E-book piracy

Not quite as simple as that since most of the pirated ebooks out there are not actually pirated from ebooks. They are mostly printed books that have been scanned through OCR software. This is essentially the same way that many older books have been released as ebooks and in both cases the quality of the scanning and OCR can leave a lot to be desired.

I'm sure that as time goes on most of the those scanned books will be replaced by pirated copies of the legitimate ebooks but at present I believe most are still scans of the original printed books.
 
Not quite as simple as that since most of the pirated ebooks out there are not actually pirated from ebooks. They are mostly printed books that have been scanned through OCR software.
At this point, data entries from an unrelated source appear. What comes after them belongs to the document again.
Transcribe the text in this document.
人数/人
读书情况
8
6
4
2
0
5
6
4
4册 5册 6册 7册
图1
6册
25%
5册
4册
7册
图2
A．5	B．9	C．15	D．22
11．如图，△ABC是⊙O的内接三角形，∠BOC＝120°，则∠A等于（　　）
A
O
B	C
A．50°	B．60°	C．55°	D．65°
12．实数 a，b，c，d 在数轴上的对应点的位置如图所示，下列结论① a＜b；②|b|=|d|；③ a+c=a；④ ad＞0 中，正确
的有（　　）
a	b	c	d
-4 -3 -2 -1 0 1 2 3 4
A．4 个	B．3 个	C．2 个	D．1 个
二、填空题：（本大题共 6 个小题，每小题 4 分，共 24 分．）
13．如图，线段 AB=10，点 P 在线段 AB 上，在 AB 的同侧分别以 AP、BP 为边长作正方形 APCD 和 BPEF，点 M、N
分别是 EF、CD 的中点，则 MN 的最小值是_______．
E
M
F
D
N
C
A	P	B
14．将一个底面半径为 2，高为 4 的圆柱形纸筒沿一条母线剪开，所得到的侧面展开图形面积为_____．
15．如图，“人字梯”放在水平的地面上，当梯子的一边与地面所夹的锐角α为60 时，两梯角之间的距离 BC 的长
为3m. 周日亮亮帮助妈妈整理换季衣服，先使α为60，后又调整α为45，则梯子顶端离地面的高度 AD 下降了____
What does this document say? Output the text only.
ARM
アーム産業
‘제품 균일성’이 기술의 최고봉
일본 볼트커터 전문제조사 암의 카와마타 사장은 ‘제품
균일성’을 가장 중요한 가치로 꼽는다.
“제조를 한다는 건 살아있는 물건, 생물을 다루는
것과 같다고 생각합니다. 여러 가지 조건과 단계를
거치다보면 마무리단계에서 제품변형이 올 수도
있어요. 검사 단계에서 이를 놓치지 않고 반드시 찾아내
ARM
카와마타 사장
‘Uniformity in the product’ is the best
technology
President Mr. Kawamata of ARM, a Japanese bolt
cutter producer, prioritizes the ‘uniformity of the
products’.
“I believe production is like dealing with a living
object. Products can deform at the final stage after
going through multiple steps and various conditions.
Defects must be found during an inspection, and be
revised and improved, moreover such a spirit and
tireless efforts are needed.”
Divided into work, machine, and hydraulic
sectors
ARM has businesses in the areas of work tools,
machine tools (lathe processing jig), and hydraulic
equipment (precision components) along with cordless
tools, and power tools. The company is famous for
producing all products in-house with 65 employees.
This is essentially the same way that many older books have been released as ebooks and in both cases the quality of the scanning and OCR can leave a lot to be desired.

I'm sure that as time goes on most of the those scanned books will be replaced by pirated copies of the legitimate ebooks but at present I believe most are still scans of the original printed books.

OTOH, as has been said earlier, people often go for scanned-and-pirated ebooks because there is no legal ebook edition. Not that that's any excuse, but it's a way in which not publishing in ebook form can actually encourage piracy - and bad-quality pirated copies at that!
 
Good point Anne and very true I suspect.

And Boneman I like your idea :D except that it would hit normal legitimate ebook buyers as well!
 
Maybe have some incredible illustrations every chapter that are so complex, the downloading takes way too long and the pirates lose interest...:)

this imo is a better idea than it seems at first, the same concept works in music; if you give the buyer something that can't be pirated, it's win-win. At the moment I'm really liking the idea of selling CDs that are in hand-made card cases, hand-inked too. Less plastic, also...
 
The equivalent might be hand-written books, each one unique and employing thousands of people to produce, which would benefit the economy, I suspect, in some way.